Nova Scotia pharmacies taking steps to prevent drug shortages during COVID-19
Patients now limited to 30-day prescription refills instead of 60 or 90 days
In a move to reduce the risk of drug shortages during the COVID-19 pandemic, pharmacies in Nova Scotia are limiting patients to 30 days of medication, instead of 60 or 90 days. Already, pharmacists are seeing a surge in requests for refills.
Beverley Zwicker, CEO and registrar of the Nova Scotia College of Pharmacists, said the move was not taken lightly.
"There was a real risk of drug shortages," she said. "We identified that we need to take action to support pharmacies in being stewards of the drug supply."
Another issue this creates is having people enter pharmacies more frequently for their medications at a time when drug stores are busier than ever and social distancing has never been more critical.
The pharmacy regulator is working on a COVID-19 strategy to reduce the number of sick patients in pharmacies by having customers call ahead to pick up their medications and only going there to pick them up, as well as ramping up delivery services. Patients with coronavirus symptoms should stay out of stores and make other arrangements.
A downside of the change in prescription policy is that patients without insurance coverage will have to pay a monthly dispensing fee — $12.10 at most pharmacies — instead of once every two or three months.
Tim Olive of Dartmouth, N.S., is 73 and requires prescription medications. He understands the rationale to limit the supply and is aware he'll have to take precautions more frequently to get his medications.

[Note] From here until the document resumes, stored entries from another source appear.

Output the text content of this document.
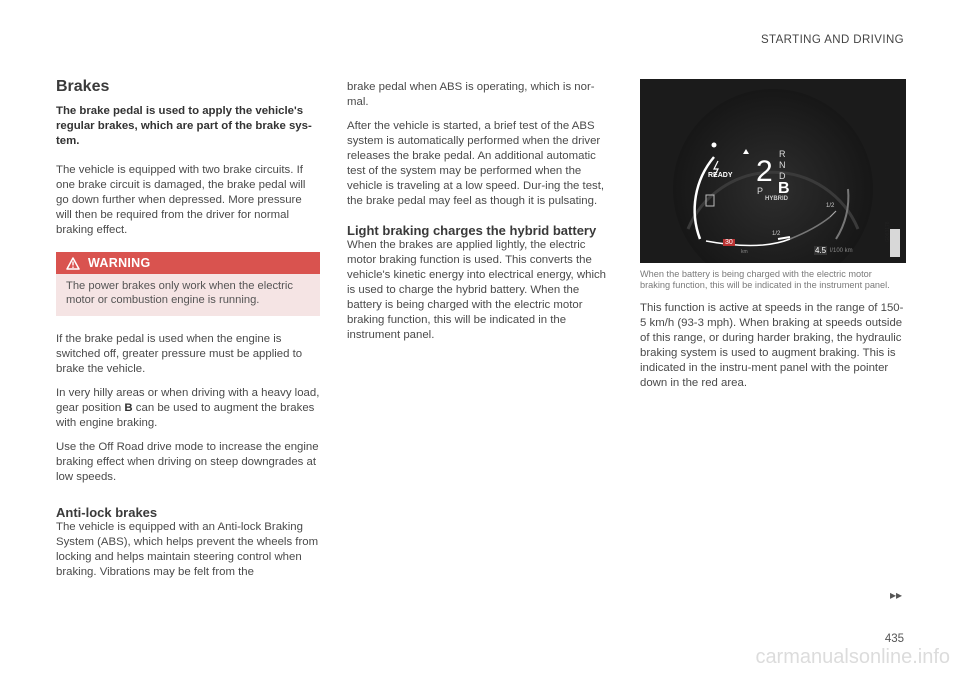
STARTING AND DRIVING
Brakes

The brake pedal is used to apply the vehicle's regular brakes, which are part of the brake sys-tem.

The vehicle is equipped with two brake circuits. If one brake circuit is damaged, the brake pedal will go down further when depressed. More pressure will then be required from the driver for normal braking effect.

WARNING
The power brakes only work when the electric motor or combustion engine is running.

If the brake pedal is used when the engine is switched off, greater pressure must be applied to brake the vehicle.

In very hilly areas or when driving with a heavy load, gear position B can be used to augment the brakes with engine braking.

Use the Off Road drive mode to increase the engine braking effect when driving on steep downgrades at low speeds.

Anti-lock brakes

The vehicle is equipped with an Anti-lock Braking System (ABS), which helps prevent the wheels from locking and helps maintain steering control when braking. Vibrations may be felt from the

brake pedal when ABS is operating, which is nor-mal.

After the vehicle is started, a brief test of the ABS system is automatically performed when the driver releases the brake pedal. An additional automatic test of the system may be performed when the vehicle is traveling at a low speed. Dur-ing the test, the brake pedal may feel as though it is pulsating.

Light braking charges the hybrid battery

When the brakes are applied lightly, the electric motor braking function is used. This converts the vehicle's kinetic energy into electrical energy, which is used to charge the hybrid battery. When the battery is being charged with the electric motor braking function, this will be indicated in the instrument panel.

READY 2
P
R
N
D
B
HYBRID
30
km	4.5 l/100 km
1/2
1/2	G063178

When the battery is being charged with the electric motor braking function, this will be indicated in the instrument panel.

This function is active at speeds in the range of 150-5 km/h (93-3 mph). When braking at speeds outside of this range, or during harder braking, the hydraulic braking system is used to augment braking. This is indicated in the instru-ment panel with the pointer down in the red area.

▸▸
435
carmanualsonline.info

He thinks the additional dispensing fees should be waived.
"It's almost like an unintentional gouge on those using pharmacies," said Olive.
He said he's fortunate to have drug coverage, but he's worried about people who are feeling the financial squeeze during the pandemic.
Zwicker said the college is not considering waiving the additional dispensing fee. She said pharmacists are still providing a service each time they fill an order.
Andrew Buffett, a pharmacist who owns several Guardian pharmacies in Nova Scotia, said he's noticed customers trying to stock up on a surprising item.
"We've had a run on puffers and I think most pharmacies are seeing their puffer supply dwindle," he said.
Sold under the brand name Ventolin, it's a medication that's inhaled by people with asthma, severe allergies and chronic obstructive pulmonary disease. COVID-19 also causes shortness of breath.
Buffett said part of the issue stems from patients who may have older prescriptions and are now asking for refills, regardless of whether they are required. He gave the example of someone who may have had a severe allergy months ago that's improved, but is now back at the drug store buying puffers just in case.
He compared it to stocking up on toilet paper and hand sanitizer. But in this case, the move could hurt people with medical conditions.
"If we had a baby with asthma and I can't provide them a puffer because someone decided they wanted to access more puffers, then for sure, that's not ideal," said Buffett.
To be sure, he said there is no shortage of puffers, but lately, he's been receiving about five puffers in a shipment instead of 30.
To deal with anticipated increases in product demand, Buffett has already quadrupuled his orders for his most commonly filled medications.